No ano seguinte, outro
EP, Peppermint Pig, canção que
fica nas parada independentes atrás apenas de “Blue
Monday”, do New Order, e que teve como produtor Alan Rankine,
dos Associates. E, ainda em 1983, acontece o lançamento
do segundo disco Head Over Heels, que marca a
saída de Heggie. Guthrie e Fraser gravam em 1983 o disco
como um duo. Notadamente este é o trabalho de sonoridade
mais diáfana do grupo aproximando-se mais do estilo que
ficaria conhecido com ethereal, e estabeleceu a fórmula
que o grupo continuaria a trabalhar durante quase toda a sua carreira.
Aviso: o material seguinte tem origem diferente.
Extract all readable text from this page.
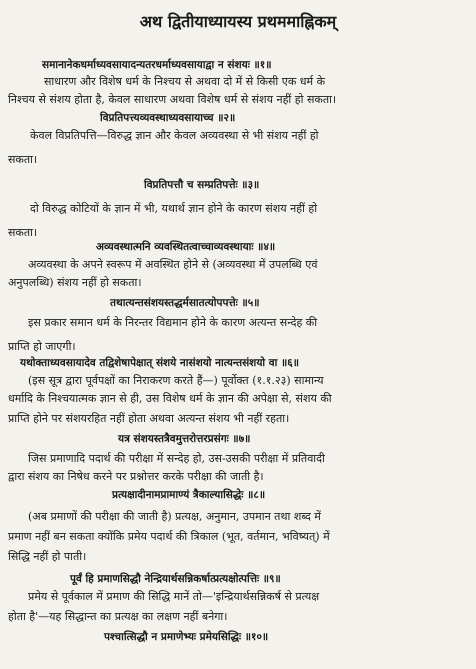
अथ द्वितीयाध्यायस्य प्रथममाह्निकम्
समानानेकधर्माध्यवसायादन्यतरधर्माध्यवसायाद्वा न संशयः ॥१॥
साधारण और विशेष धर्म के निश्चय से अथवा दो में से किसी एक धर्म के
निश्चय से संशय होता है, केवल साधारण अथवा विशेष धर्म से संशय नहीं हो सकता।
विप्रतिपत्त्यव्यवस्थाध्यवसायाच्च ॥२॥
केवल विप्रतिपत्ति—विरुद्ध ज्ञान और केवल अव्यवस्था से भी संशय नहीं हो
सकता।
विप्रतिपत्तौ च सम्प्रतिपत्तेः ॥३॥
दो विरुद्ध कोटियों के ज्ञान में भी, यथार्थ ज्ञान होने के कारण संशय नहीं हो
सकता।
अव्यवस्थात्मनि व्यवस्थितत्वाच्चाव्यवस्थायाः ॥४॥
अव्यवस्था के अपने स्वरूप में अवस्थित होने से (अव्यवस्था में उपलब्धि एवं
अनुपलब्धि) संशय नहीं हो सकता।
तथात्यन्तसंशयस्तद्धर्मसातत्योपपत्तेः ॥५॥
इस प्रकार समान धर्म के निरन्तर विद्यमान होने के कारण अत्यन्त सन्देह की
प्राप्ति हो जाएगी।
यथोक्ताध्यवसायादेव तद्विशेषापेक्षात् संशये नासंशयो नात्यन्तसंशयो वा ॥६॥
(इस सूत्र द्वारा पूर्वपक्षों का निराकरण करते हैं—) पूर्वोक्त (१.१.२३) सामान्य
धर्मादि के निश्चयात्मक ज्ञान से ही, उस विशेष धर्म के ज्ञान की अपेक्षा से, संशय की
प्राप्ति होने पर संशयरहित नहीं होता अथवा अत्यन्त संशय भी नहीं रहता।
यत्र संशयस्तत्रैवमुत्तरोत्तरप्रसंगः ॥७॥
जिस प्रमाणादि पदार्थ की परीक्षा में सन्देह हो, उस-उसकी परीक्षा में प्रतिवादी
द्वारा संशय का निषेध करने पर प्रश्नोत्तर करके परीक्षा की जाती है।
प्रत्यक्षादीनामप्रामाण्यं त्रैकाल्यासिद्धेः ॥८॥
(अब प्रमाणों की परीक्षा की जाती है) प्रत्यक्ष, अनुमान, उपमान तथा शब्द में
प्रमाण नहीं बन सकता क्योंकि प्रमेय पदार्थ की त्रिकाल (भूत, वर्तमान, भविष्यत्) में
सिद्धि नहीं हो पाती।
पूर्वं हि प्रमाणसिद्धौ नेन्द्रियार्थसन्निकर्षात्प्रत्यक्षोत्पत्तिः ॥९॥
प्रमेय से पूर्वकाल में प्रमाण की सिद्धि मानें तो—'इन्द्रियार्थसन्निकर्ष से प्रत्यक्ष
होता है'—यह सिद्धान्त का प्रत्यक्ष का लक्षण नहीं बनेगा।
पश्चात्सिद्धौ न प्रमाणेभ्यः प्रमेयसिद्धिः ॥१०॥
Ainda como uma dupla, fizeram o EP Sunburst and Snowblind,
no mesmo ano.
No
final de 1983, Simon Raymonde (ex-Drowning Croze) juntou-se à
banda para a gravação do disco The Spangle
Maker; enquanto o grupo durou, Raymond trouxe um reforço
importante para eles, sendo um componente essencial do Cocteau
Twins, gradualmente assumindo um ativo papel como escritor das
letras, arranjador e produtor. Paralelamente, o grupo participou
do projeto This Mortal Coil, idealizado por Ivo Watts-Russel,
presidente da 4AD, originalmente um projeto que queria gravar
versões de material de outros selos e artistas sem gravadoras,
explorando o talento dos artistas “caseiros”, como
o pessoal do Dif Juz, X Mal Deutchsland, Wolfgang Press e Dead
Can Dance, com participações ocasionais de outros
músicos fora da 4AD.
Robin comenta que Ivo lançou
o projeto na mesma época em que o Cocteau estava sedimentando
sua fama: “quando eu ouvia Song to the Siren tocar na rádio
(que tinha vocais de Liz e o baixo de Simon) e nada nosso nas
mesmas, me deixava doente de raiva. Simon e Liz participaram de
oitos canções lançadas entre 1983 e 1984.
Simon
conta porque entrou para o Cocteau: “eu sempre fui um grande
fã da banda e ouvia todos comentarem como eram místicos
e todas essas coisas. Nunca pensei isso, apenas que as músicas
eram brilhantes e excitantes e nunca imaginei que, nem em um milhão
de anos, seria um membro da banda”, explica.
Simon conta que viajava
com o pessoal da 4AD durante os shows, em um dia, em Camden, enquanto
Liz e Robin trabalhavam em um pequeno estúdio de 8 pistas,
Simon chegou e escreveu a canção “Millimillenary”,
que faria parte da coletânea The Pink Opaque,
que sairia em 1985. Animado, voltou para casa afim de compor novas
músicas até ser convidado por Liz e Robin para passar
uma semana na Escócia escrevendo novas composições.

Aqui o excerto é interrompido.